Lawmakers are just as concerned about how TikTok fits into the corporate structure of its parent company, ByteDance, a technology giant in Beijing, and what it could mean for data access in China.

At the first Capitol Hill hearing on TikTok, Senator Ted Cruz grilled Beckerman about the Chinese government taking an ownership stake in a ByteDance subsidiary in China, which controls its domestic Chinese social media and information platforms.

"Would you consider Beijing ByteDance Technology to be a part of TikTok's corporate group with whom TikTok could share all of the information it collects?" Cruz said, citing concerns that its privacy policy could allow it to share American user data with the subsidiary.

"I want to be clear that that entity has no affiliation with TikTok," Beckerman replied.

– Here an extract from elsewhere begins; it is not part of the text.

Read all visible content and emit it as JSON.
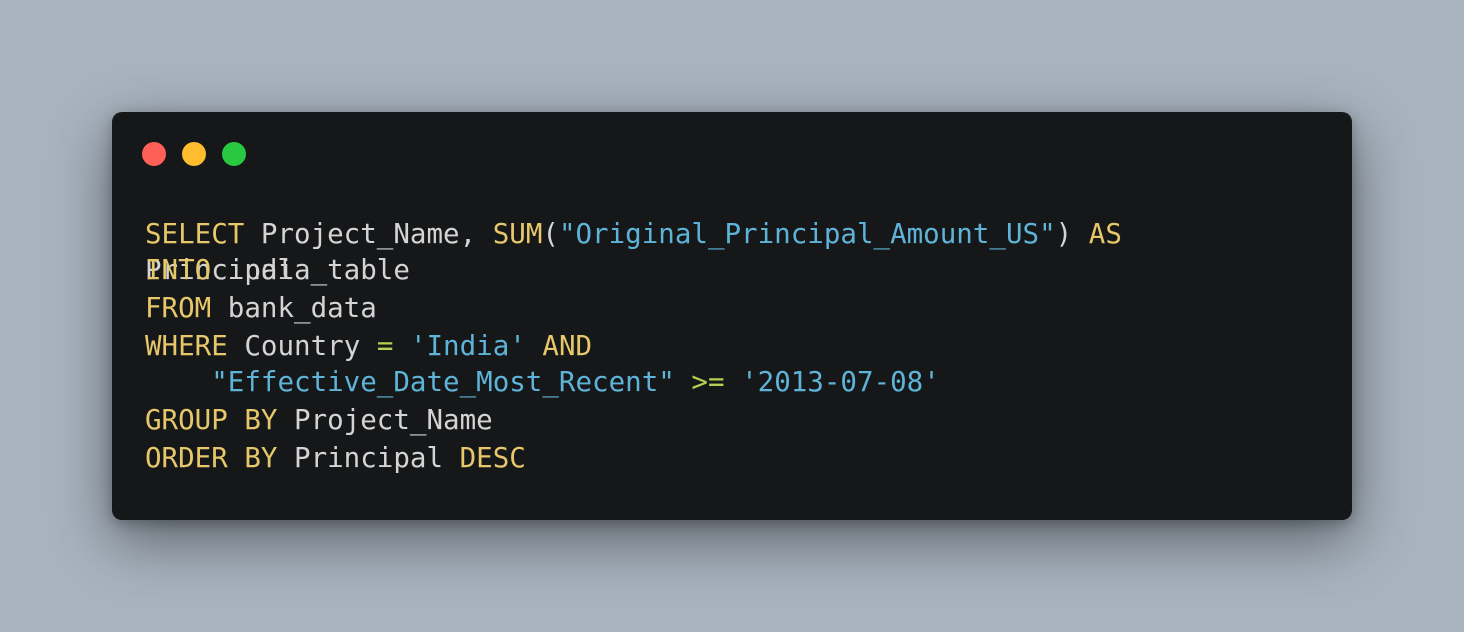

His answer did not satisfy Cruz, who asked repeatedly whether the company considered the ByteDance subsidiary an "affiliate" under its privacy policy.

"You answer non sequiturs and refuse to answer very simple questions," Cruz said. "In my experience, when a witness does that, it is because they are hiding something."

According to the recent letter from Warner and Rubio, "TikTok officials reiterated to our committee representations they have previously made that all corporate governance decisions are wholly firewalled" from ByteDance.

A spokesperson for the Senate Intelligence Committee, who spoke on the condition of anonymity because they were not authorised to comment on the record, said the representations were made during a call held with TikTok in response to news that the company was skewing content on the war in Ukraine.

The exchanges are drawing fresh scrutiny after the BuzzFeed article said a TikTok team tasked with managing access to sensitive American data "reports to ByteDance leadership in China."

There is another point stoking concern about the TikTok parent company.

In response to a separate letter from Senate Republicans last month, TikTok chief executive Shou Zi Chew said: "ByteDance engineers around the world may assist in developing" algorithms for TikTok. The revelation raised concerns over how the company feeds content to users.